Eskom outlines ‘aspirational’ generation vision in meeting with lawmakers
Eskom Group CEO Dan Marokane has outlined an “aspirational” new generation capacity profile to 2040, showing that the State-owned entity has an ambition to progressively replace its aged and polluting coal fleet with new and cleaner technologies.
No project details or funding plans have been provided, however, with Eskom confirming only that the capacity profile was “indicative” and included “aspirational and unfunded projects”.
Capital expenditure figures were also not indicated and no individual projects were identified.
Having previously declared that Eskom had a 22 GW project portfolio, Marokane told members of the Portfolio Committee on Electricity and Energy that the generation division, which is yet to be unbundled, was “working on a pipeline of new clean energy to ensure security of supply in the long term”.

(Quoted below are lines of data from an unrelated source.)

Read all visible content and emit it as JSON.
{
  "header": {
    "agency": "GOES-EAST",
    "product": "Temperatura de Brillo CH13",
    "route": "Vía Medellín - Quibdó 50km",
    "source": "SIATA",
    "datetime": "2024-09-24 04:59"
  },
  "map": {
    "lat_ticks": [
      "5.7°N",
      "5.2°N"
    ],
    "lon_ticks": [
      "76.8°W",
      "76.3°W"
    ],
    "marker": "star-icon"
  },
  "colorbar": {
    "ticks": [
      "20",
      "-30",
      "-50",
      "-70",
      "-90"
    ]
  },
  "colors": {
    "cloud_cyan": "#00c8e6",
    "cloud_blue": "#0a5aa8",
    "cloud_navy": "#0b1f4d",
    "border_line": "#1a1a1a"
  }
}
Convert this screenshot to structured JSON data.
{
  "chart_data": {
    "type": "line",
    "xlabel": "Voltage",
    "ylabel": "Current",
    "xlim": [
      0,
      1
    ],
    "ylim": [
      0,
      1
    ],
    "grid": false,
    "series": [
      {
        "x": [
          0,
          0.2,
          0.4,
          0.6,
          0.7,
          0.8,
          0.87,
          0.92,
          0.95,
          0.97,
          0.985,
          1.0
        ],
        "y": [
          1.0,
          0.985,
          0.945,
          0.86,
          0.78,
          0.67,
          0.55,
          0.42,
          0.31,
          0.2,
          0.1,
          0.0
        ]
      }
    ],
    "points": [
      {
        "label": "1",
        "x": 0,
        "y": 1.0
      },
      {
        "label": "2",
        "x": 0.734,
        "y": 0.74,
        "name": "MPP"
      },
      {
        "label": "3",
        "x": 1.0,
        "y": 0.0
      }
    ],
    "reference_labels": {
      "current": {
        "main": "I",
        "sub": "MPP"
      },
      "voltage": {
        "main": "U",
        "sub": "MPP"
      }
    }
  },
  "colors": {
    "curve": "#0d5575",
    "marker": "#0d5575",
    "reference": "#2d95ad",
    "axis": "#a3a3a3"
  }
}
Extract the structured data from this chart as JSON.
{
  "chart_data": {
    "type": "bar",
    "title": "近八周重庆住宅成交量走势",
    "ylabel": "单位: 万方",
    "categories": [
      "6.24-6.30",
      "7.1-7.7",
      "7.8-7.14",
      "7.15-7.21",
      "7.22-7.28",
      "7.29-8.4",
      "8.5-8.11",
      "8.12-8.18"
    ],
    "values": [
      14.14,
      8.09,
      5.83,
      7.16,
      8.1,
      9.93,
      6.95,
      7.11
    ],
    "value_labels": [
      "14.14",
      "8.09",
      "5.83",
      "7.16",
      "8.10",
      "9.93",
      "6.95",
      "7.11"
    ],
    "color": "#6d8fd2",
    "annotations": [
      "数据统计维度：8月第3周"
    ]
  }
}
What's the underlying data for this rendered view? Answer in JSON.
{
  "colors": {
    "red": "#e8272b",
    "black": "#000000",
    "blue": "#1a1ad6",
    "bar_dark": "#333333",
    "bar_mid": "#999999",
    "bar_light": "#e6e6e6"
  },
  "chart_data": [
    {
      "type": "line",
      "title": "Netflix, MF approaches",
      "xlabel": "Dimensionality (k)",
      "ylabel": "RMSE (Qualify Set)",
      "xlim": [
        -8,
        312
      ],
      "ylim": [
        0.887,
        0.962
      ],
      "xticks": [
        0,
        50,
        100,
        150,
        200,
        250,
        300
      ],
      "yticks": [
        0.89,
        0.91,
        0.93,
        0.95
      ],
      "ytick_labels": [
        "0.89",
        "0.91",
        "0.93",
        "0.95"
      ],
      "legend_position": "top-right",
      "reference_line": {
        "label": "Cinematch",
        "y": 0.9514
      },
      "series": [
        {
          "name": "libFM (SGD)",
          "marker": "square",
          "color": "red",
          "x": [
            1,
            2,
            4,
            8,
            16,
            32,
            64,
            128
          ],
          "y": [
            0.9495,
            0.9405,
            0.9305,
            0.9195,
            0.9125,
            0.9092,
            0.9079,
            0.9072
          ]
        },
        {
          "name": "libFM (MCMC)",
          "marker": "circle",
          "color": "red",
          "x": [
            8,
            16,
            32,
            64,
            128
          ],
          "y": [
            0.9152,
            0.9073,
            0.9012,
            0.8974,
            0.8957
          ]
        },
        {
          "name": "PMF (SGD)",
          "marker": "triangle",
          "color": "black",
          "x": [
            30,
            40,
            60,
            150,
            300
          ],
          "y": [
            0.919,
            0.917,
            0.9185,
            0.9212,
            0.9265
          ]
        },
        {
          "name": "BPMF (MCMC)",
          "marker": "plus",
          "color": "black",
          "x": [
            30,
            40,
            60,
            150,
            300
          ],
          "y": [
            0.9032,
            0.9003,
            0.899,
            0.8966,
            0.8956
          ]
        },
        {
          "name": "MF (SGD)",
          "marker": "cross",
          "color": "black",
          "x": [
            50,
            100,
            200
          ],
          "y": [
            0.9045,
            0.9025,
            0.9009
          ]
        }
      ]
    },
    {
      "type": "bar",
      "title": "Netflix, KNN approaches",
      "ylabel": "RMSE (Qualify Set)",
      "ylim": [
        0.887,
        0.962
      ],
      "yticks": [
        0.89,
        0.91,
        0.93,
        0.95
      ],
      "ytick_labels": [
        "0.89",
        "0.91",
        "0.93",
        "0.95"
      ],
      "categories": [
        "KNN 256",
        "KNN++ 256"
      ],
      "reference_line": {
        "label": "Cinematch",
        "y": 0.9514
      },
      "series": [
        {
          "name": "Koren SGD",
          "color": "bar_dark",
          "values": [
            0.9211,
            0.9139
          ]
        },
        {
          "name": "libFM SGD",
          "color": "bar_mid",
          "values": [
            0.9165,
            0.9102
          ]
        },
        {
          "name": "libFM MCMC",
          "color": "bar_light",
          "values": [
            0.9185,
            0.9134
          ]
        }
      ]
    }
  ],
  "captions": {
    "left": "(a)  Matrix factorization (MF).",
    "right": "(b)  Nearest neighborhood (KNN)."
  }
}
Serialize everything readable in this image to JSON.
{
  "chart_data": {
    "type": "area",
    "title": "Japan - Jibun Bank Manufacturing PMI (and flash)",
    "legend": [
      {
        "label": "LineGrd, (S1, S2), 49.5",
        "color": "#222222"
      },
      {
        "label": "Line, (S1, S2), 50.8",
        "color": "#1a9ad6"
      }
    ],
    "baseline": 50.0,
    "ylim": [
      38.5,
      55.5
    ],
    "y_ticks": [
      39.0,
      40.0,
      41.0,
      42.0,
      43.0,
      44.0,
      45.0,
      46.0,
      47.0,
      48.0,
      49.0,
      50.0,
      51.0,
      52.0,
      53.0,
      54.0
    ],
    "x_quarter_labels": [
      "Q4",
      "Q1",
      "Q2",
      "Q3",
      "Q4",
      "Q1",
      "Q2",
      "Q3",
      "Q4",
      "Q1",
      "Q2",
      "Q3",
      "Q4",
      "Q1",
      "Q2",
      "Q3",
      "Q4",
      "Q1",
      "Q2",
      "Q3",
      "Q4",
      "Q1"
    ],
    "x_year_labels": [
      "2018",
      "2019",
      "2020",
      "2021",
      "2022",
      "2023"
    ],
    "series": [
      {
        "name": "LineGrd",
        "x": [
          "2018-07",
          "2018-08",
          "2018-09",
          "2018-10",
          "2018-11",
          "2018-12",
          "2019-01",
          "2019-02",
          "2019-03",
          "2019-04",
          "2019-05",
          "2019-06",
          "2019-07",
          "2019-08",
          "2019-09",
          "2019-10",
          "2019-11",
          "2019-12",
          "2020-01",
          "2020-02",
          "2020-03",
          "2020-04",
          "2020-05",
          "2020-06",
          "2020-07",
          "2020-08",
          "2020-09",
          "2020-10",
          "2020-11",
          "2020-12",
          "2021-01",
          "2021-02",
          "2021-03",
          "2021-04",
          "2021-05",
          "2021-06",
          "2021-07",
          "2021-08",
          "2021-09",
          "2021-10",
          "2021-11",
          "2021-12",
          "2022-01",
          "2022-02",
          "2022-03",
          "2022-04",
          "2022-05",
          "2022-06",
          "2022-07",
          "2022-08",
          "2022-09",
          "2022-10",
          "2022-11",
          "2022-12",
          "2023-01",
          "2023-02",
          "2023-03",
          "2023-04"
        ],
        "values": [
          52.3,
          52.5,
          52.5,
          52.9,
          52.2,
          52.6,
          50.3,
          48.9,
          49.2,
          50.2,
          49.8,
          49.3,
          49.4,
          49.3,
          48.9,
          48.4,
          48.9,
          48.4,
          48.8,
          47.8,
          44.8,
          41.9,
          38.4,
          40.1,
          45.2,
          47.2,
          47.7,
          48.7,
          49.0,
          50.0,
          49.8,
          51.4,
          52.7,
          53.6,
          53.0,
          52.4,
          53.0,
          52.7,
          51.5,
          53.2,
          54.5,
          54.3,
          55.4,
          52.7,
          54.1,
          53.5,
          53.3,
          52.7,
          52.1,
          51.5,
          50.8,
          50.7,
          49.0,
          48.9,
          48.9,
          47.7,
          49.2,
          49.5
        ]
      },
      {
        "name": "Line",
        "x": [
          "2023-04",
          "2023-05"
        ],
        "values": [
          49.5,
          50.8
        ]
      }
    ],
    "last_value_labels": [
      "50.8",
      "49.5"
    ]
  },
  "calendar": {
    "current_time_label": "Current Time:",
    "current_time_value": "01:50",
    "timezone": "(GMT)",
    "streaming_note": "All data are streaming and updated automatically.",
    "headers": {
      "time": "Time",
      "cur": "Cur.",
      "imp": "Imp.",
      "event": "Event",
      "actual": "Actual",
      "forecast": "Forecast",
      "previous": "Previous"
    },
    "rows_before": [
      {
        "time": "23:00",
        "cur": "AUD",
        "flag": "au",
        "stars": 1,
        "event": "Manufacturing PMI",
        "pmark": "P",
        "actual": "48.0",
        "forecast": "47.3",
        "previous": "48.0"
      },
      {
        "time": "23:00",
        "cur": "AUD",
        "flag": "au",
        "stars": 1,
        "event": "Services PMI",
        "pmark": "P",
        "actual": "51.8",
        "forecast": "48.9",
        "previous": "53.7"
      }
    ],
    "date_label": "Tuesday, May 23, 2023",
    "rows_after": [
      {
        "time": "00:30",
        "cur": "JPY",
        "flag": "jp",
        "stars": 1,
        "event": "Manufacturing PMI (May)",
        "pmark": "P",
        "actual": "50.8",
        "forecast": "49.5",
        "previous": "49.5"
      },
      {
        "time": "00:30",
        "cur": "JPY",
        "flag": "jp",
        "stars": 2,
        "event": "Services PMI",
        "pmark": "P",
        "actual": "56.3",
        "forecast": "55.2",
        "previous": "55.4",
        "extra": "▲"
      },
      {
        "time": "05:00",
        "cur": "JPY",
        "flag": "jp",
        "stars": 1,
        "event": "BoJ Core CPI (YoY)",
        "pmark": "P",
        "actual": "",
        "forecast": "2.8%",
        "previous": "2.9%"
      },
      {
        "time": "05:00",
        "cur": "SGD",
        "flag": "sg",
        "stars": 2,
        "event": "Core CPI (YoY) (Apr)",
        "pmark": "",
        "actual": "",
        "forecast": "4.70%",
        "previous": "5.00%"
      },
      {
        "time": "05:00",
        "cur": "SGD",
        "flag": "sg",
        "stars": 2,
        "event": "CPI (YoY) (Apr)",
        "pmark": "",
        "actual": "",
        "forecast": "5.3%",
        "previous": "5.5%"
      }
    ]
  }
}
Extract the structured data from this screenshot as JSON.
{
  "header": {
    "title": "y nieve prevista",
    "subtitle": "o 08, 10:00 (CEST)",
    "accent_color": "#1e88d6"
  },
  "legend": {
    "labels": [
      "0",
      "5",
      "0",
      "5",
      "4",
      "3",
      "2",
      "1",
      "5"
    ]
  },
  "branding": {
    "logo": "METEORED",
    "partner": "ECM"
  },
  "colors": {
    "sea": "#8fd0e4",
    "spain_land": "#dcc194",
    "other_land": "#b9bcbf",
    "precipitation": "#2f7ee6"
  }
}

A slide included in the presentation shows that Eskom aims to progressively replace its coal fleet with wind, solar PV, battery and pumped-hydro storage, as well as with gas-to-power and even new nuclear.
Having received permission at the height of the country’s loadshedding crisis to delay, until 2030, the decommissioning of several coal stations that were initially scheduled to close by 2025, the slide also includes an updated decommissioning profile.
It shows that 11 GW of coal generation will be shut by 2031, rising to 23 GW by 2040, but the names of individual stations or units at those stations were not included.
It also shows Eskom’s nameplate generation rising from a nominal 47 GW currently to an “aspirational” 77 GW by 2040, but with a materially different mix.
Eskom is currently trading under conditions set as part of a R250-billion debt-relief package, which was reduced from R254-billion after Eskom failed to dispose of noncore businesses in the timeframe stipulated by the National Treasury.
The taxpayer support also came with a condition disallowing Eskom from raising any new debt for new generation projects.
The pipeline outlined also did not align with the recently remodelled Integrated Resource Plan assumptions released by the Department of Mineral Resources and Energy.
That remodelling carries an assumption that Eskom could add 5.1 GW by 2030, including capacity associated with the yet-to-be-completed Kusile power station and a 3 GW gas project in Richards Bay for which it has received a Ministerial determination.
Eskom’s slide indicates that renewable and battery storage capacity alone could amount to 14 GW by 2030, but again no funding details were provided.
Marokane also provided an update on some key generation projects, which could introduce an additional 2 524 MW of capacity by the end of March.
He confirmed some delays with the completion of Kusile Unit 6, as well as the return to service of Koeberg Unit 2.
Kusile Unit 6 is now expected to synchronise to the grid in January, which is when the Koeberg reactor is also now expected to return, while Medupi Unit 4 is said to be on track for a return in March.
Significant attention will also be given to whether the three Kusile units currently operating using temporary stacks that bypass the flue gas desulphurisation (FGD) plant will be returned as planned.
The temporary stacks were installed after a flue duct collapsed in October 2022, which left the three units that shared a common chimney inoperable. The units were given permission to bypass the FGD plant until the end of March.
The impact of the delays has been somewhat softened, however, by the materially improved performance of the rest of the coal fleet, which has allowed Eskom to operate loadshedding-free since March 25.
Marokane said Eskom’s energy availability factor (EAF) had improved by 8.41 percentage points year-on-year, but told lawmakers that it might still end the year “slightly below the 65% EAF target”.
“Eskom is turning the corner in terms of its operational and financial performance, although there is still further work required to ensure the sustainability of the industry,” he said.
Of particular concern was the ongoing rise in municipal arrear debt, which had risen to above R92-billion by the end of October, an increase of R19.34-billion since the start of the group’s financial year on April 1.